After hours of "fixing" and not getting anywhere, I remembered the old adage:

Treat the cluster like cattle, not like a pet

Rather than trying to troubleshoot each individual issue, pulling pod logs, editing labels, adding -f to every kubectl delete call, I should save myself the time and energy and rebuild the cluster. So that's what I did. The only PVC, the true data on disk, that I couldn't easily rebuild was this blog. I found the actual volume mount data on the drive, tar'd it, saved it in three places. Then proceeded with the rebuild.

I am so glad that I documented the process that I used to create the cluster and deploy the standard workloads. Once the cluster was online, the workloads were back running within minutes. Carefully extracting the tar'd PVC data, and it was all back online.

What did I learn through this process?

  1. Having the cluster and workload deployments documented and made into one liner make deploy commands made getting things back easy.
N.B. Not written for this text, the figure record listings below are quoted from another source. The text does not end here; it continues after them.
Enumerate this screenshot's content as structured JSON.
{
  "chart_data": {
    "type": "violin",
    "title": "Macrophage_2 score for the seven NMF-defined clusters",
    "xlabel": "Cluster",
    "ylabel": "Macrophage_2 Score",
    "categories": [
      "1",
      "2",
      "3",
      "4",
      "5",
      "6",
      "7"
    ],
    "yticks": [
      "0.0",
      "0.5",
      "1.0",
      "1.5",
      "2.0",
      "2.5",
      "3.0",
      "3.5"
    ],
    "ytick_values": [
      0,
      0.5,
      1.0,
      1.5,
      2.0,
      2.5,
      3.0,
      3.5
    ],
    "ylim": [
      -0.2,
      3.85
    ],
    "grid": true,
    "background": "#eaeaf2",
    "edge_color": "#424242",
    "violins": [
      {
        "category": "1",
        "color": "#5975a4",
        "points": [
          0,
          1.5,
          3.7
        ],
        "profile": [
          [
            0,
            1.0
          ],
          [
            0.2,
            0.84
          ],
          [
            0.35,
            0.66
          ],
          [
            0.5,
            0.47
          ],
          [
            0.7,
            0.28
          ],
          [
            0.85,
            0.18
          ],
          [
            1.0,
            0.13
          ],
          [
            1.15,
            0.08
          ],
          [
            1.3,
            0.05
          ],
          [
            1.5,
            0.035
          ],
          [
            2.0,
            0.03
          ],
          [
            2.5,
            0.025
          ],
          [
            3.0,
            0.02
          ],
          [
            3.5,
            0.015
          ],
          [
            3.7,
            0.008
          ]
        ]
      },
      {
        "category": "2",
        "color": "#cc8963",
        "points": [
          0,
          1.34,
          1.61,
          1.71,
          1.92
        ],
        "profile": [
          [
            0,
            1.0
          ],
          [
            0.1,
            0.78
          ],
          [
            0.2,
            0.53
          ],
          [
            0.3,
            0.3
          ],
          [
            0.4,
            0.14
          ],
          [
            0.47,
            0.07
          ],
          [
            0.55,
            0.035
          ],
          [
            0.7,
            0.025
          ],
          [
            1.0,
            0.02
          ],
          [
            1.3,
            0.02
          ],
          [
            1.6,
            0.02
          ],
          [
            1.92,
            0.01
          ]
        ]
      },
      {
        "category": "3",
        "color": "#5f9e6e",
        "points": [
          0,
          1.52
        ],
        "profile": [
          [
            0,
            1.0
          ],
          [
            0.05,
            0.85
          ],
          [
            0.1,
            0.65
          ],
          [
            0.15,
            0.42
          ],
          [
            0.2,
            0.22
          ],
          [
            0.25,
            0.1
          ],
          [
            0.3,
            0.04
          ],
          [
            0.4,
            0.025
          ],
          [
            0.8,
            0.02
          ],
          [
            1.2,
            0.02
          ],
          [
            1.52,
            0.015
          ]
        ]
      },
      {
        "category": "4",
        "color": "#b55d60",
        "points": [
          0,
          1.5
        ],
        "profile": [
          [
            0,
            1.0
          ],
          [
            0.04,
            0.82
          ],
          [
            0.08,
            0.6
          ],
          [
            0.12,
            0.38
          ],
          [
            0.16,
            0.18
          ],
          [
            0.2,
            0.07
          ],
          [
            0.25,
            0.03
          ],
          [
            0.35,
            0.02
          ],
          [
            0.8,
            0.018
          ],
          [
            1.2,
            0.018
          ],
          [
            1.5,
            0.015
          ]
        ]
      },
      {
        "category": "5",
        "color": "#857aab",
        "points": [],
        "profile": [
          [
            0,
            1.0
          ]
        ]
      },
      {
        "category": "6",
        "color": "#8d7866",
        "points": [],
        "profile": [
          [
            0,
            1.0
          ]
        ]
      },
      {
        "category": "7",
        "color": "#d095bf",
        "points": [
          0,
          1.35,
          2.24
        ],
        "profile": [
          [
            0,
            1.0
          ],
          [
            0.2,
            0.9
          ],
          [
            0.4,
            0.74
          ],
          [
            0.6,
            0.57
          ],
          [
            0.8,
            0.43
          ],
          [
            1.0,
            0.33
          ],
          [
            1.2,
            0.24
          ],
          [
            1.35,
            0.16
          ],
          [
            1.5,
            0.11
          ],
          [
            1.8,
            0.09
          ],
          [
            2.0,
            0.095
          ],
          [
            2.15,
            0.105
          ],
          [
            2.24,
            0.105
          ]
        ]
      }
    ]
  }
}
I felt confident that I didn't forget a step because every change was kept in code.
  2. A 4GB Raspberry Pi is a great tool, but not meant to be part of a highly-available Kubernetes control plane node. It's still a node in the cluster, but only a worker node.
  3. I really need a better backup and restore solution for PVCs. I got lucky that I could tar -c and tar -x the data that I cared about, but if in the future, the drive crashes, I'm sunk.
  4. I might also prioritize some lightweight monitoring tools. Something that can show the CPU, memory, and disk usage on each node. Ideally having alerts that notify me when the cluster is down or inaccessible.
  5. Finally: treat the cluster like cattle and not like a pet. Always write code with the idea that I'll need to deploy it again in the future.